Par: Pierre Nguyen

On le sait tous, la poursuite pour l’obtention d’un brevet peut s’avérer coûteuse. Par exemple, pour un dossier américain, une seconde lettre officielle sur les mérites d’un dossier (i.e., excluant les réponses pour manque d’unité, « restriction requirement ») est très souvent finale. Et afin que de nouveaux arguments soit considérés en réponse à une lettre officielle dite finale, un « request for continued examination » (RCE pour les intimes), doit être déposé. Or, le RCE doit être accompagné d’un taxe de $930 (ou la moité pour une petite entité). Quand la poursuite est longue, il peut y avoir la nécessité de déposer plusieurs de ces RCE. Sans compter les services de l’agent de brevets, évidemment.
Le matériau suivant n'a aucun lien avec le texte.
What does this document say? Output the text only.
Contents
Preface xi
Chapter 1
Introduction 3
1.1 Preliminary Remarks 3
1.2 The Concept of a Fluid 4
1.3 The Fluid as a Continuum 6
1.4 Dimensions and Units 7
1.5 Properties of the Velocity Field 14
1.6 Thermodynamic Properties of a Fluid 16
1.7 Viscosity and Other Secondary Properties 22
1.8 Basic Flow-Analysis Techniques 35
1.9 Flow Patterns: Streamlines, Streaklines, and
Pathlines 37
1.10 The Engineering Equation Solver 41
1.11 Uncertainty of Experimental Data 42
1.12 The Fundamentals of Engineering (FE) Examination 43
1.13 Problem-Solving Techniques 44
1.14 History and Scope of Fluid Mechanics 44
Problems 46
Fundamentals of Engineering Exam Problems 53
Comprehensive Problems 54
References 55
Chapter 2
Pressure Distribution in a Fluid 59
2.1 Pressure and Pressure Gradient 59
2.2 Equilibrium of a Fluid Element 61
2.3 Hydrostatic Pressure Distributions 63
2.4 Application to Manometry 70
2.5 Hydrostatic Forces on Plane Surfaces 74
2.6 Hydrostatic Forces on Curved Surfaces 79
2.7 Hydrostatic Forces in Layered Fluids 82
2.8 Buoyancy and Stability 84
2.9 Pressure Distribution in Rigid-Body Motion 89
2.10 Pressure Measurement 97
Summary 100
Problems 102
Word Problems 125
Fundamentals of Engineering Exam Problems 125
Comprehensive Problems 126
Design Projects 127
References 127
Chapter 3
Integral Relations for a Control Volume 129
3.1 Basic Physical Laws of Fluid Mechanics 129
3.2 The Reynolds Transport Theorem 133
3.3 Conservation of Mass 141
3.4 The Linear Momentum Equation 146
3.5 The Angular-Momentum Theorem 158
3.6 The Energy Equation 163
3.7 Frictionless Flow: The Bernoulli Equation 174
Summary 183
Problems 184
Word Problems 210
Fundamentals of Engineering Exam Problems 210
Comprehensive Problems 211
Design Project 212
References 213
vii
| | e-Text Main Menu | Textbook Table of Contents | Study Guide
Justement, dans un de ces dossiers où la poursuite est longue, j’ai récemment reçu un appel de l’examinatrice, qui me proposait de modifier les revendications pour les rendre allouables. Comme la technologie était toute simple, je n’avais pas crû bon d’avoir une entrevue durant l’examen. En l’écoutant raconter la portée des revendications qu’elle trouvait justifiée, je me suis permis de faire un sommaire de l’innovation revendiquée. Et c’est alors qu’elle a lâché quelques phrases auto-explicatives:

« Now I understand »
« This is not what I had examined the claims on »
« This changes my position »

Malgré la simplicité de la technologie, Madame était complètement dans le champ. Je me suis donc permis de passer le message. Le message était quelque chose comme:

« $%?&*. Prosecution has been dragging. This case has gone to pre-appeal and the board indicated you were wrong, and returned the case back to you for further examination. Now I learn that you did not understand the technology up to now? I think I will take this to your primary examiner [NDLR: son superviseur] to discuss and have a fair review ».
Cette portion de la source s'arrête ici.